Went to Niffer’s tonight, because I wanted steak fries. I was going to grill, but I had no charcoal. The realization of which also made me think Grilling for one is silly. I’d watched an episode of The Pacific last night and at one point a Marine gets a little reprieve from the horrors of island fighting and goes back to a hospital and is talking with a psychiatrist. There are fries. The Marine picks one up with a curiosity and amazement that turned into this bemused expression “I just saw all of the things I saw. Here’s a fry.”

Whenever a food is reduced and elevated like that, I figure you have to seek it out. So I wanted steak fries and Niffer’s provides. The waiter took my order — and I am the guy that orders without need of menu, so this is easy on him — and disappeared. A young lady brought my food. Another waiter offered me a refill. My guy was gone until it was time for the check. Behind the pole, above, you can see his arm. He was complaining of having less than $200 of sales for the night. “How is that even possible?” Oh I have an idea.

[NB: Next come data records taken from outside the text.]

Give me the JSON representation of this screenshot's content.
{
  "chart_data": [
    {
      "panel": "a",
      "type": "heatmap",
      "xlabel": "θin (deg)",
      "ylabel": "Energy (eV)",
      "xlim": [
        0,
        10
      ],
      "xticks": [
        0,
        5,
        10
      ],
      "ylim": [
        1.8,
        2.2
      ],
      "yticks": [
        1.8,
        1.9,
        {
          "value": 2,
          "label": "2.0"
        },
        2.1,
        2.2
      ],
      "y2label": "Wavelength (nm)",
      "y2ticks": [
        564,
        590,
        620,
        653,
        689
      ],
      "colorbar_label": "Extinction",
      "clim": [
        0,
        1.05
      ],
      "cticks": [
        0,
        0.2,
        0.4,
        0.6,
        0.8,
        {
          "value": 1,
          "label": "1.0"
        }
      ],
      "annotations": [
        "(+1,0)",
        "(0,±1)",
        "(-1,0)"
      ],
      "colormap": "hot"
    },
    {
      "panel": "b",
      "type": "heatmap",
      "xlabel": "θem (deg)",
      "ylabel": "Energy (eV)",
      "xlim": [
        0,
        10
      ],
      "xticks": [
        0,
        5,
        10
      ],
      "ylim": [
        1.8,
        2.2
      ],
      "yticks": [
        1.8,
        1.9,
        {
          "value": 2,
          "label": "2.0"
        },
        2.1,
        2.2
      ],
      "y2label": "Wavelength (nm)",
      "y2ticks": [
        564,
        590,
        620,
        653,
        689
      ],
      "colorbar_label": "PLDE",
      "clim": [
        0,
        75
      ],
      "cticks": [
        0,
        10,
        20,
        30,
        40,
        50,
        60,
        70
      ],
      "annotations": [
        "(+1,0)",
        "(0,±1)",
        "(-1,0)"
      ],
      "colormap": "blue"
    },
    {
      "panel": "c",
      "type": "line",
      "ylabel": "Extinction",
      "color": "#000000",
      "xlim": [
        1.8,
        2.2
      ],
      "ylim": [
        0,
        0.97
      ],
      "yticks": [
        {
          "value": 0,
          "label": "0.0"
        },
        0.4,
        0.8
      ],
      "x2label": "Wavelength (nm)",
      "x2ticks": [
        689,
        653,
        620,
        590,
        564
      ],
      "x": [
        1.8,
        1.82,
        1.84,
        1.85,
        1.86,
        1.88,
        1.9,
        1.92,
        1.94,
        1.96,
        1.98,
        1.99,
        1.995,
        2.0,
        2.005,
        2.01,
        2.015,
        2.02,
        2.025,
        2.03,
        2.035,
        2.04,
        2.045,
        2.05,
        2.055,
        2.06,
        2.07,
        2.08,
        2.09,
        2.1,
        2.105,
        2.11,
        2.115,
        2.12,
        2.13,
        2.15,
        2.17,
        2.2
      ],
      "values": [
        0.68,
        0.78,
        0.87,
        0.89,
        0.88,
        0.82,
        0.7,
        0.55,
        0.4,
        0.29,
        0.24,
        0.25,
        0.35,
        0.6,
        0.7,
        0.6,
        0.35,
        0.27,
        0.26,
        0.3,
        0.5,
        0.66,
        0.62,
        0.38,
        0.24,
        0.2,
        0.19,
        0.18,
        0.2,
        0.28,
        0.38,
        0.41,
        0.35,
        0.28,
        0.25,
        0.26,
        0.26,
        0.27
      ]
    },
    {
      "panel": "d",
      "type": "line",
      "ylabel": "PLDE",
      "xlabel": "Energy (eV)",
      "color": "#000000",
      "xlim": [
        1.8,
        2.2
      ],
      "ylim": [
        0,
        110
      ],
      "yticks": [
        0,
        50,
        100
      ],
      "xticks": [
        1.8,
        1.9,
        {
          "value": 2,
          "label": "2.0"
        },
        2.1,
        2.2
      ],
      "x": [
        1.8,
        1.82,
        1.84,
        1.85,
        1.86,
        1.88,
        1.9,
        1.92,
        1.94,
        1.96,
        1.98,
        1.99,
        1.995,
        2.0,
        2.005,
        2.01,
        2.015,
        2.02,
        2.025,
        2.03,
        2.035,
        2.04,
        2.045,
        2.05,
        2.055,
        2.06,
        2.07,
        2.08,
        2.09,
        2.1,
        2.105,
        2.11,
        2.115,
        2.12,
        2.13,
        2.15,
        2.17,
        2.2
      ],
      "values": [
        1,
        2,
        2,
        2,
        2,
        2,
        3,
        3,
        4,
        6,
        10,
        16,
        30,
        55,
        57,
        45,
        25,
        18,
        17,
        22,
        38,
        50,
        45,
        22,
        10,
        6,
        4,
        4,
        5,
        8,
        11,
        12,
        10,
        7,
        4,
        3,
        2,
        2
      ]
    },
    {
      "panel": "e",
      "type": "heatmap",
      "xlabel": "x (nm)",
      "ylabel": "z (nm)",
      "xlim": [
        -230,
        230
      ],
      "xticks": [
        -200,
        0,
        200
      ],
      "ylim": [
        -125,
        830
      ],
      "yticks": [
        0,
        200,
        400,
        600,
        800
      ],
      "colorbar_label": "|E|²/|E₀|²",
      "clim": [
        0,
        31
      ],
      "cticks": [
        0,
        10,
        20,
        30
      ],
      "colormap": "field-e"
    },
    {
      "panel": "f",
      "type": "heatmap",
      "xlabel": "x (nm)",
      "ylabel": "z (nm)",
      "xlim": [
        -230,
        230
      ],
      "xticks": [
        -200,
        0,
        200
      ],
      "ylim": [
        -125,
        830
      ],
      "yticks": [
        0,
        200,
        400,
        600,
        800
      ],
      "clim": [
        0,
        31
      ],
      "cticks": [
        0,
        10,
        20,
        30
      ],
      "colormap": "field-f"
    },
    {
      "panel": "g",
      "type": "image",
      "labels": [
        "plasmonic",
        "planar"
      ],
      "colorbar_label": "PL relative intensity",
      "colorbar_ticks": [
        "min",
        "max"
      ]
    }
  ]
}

But I enjoy Niffer’s, this guy aside. It is the town’s quirky decor, with cutesy names on the straightforward menu place. It is one of the remaining locally authentic places found on the ever-shrinking list of “Places where we hung out when I was in school.” They are celebrating their 20th anniversary this year. I’ve ordered pretty much the same thing every time. Their first menu is hanging on the wall. That sandwich would have cost me about four bucks in 1991.

I suppose my first visit there was 15 years ago. Keely, the owner, was on the floor then as she still is now. Seldom is the place not hopping. Tonight was one of those nights, but I got there late, on a Wednesday and the university is between semesters. She comes to visit our table every so often. She doesn’t know me from anyone, but every so often she brings free food with her. Not much has changed about her place in most of that time.

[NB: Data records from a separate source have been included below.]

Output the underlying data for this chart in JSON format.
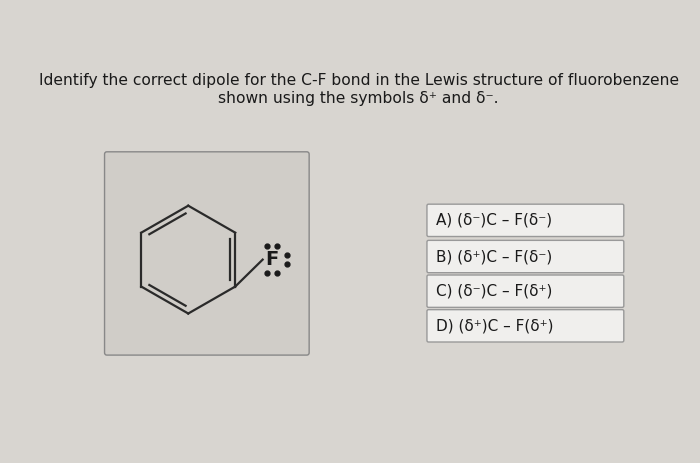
{
  "title_line1": "Identify the correct dipole for the C-F bond in the Lewis structure of fluorobenzene",
  "title_line2": "shown using the symbols δ⁺ and δ⁻.",
  "bg_color": "#d8d5d0",
  "box_color": "#d0cdc8",
  "answer_box_color": "#f0efed",
  "answer_border_color": "#999999",
  "choices": [
    "A) (δ⁻)C – F(δ⁻)",
    "B) (δ⁺)C – F(δ⁻)",
    "C) (δ⁻)C – F(δ⁺)",
    "D) (δ⁺)C – F(δ⁺)"
  ],
  "line_color": "#2a2a2a",
  "text_color": "#1a1a1a",
  "title_fontsize": 11.2,
  "choice_fontsize": 11
}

Towns change. Businesses thrive and fail. People retire or get bought out or the rent gets too high or whatever. Graffiti is painted over. New people come and institutionalize their memories as being The Memory of how it should all be just so. You can’t begrudge them that, but you’d like it if a few more things had remained, all the same.

Learned the magazine to which I submitted an article last night is going to run another essay I wrote earlier this year. It actually relates to the idea above, which is both coincidental and sad. Not every part of my day is like that, I promise. Re-reading the thing, though, I cringed at a few points and beamed with pride at a few others. I wrote that. It is a running goal, write something with sentiment that doesn’t become maudlin.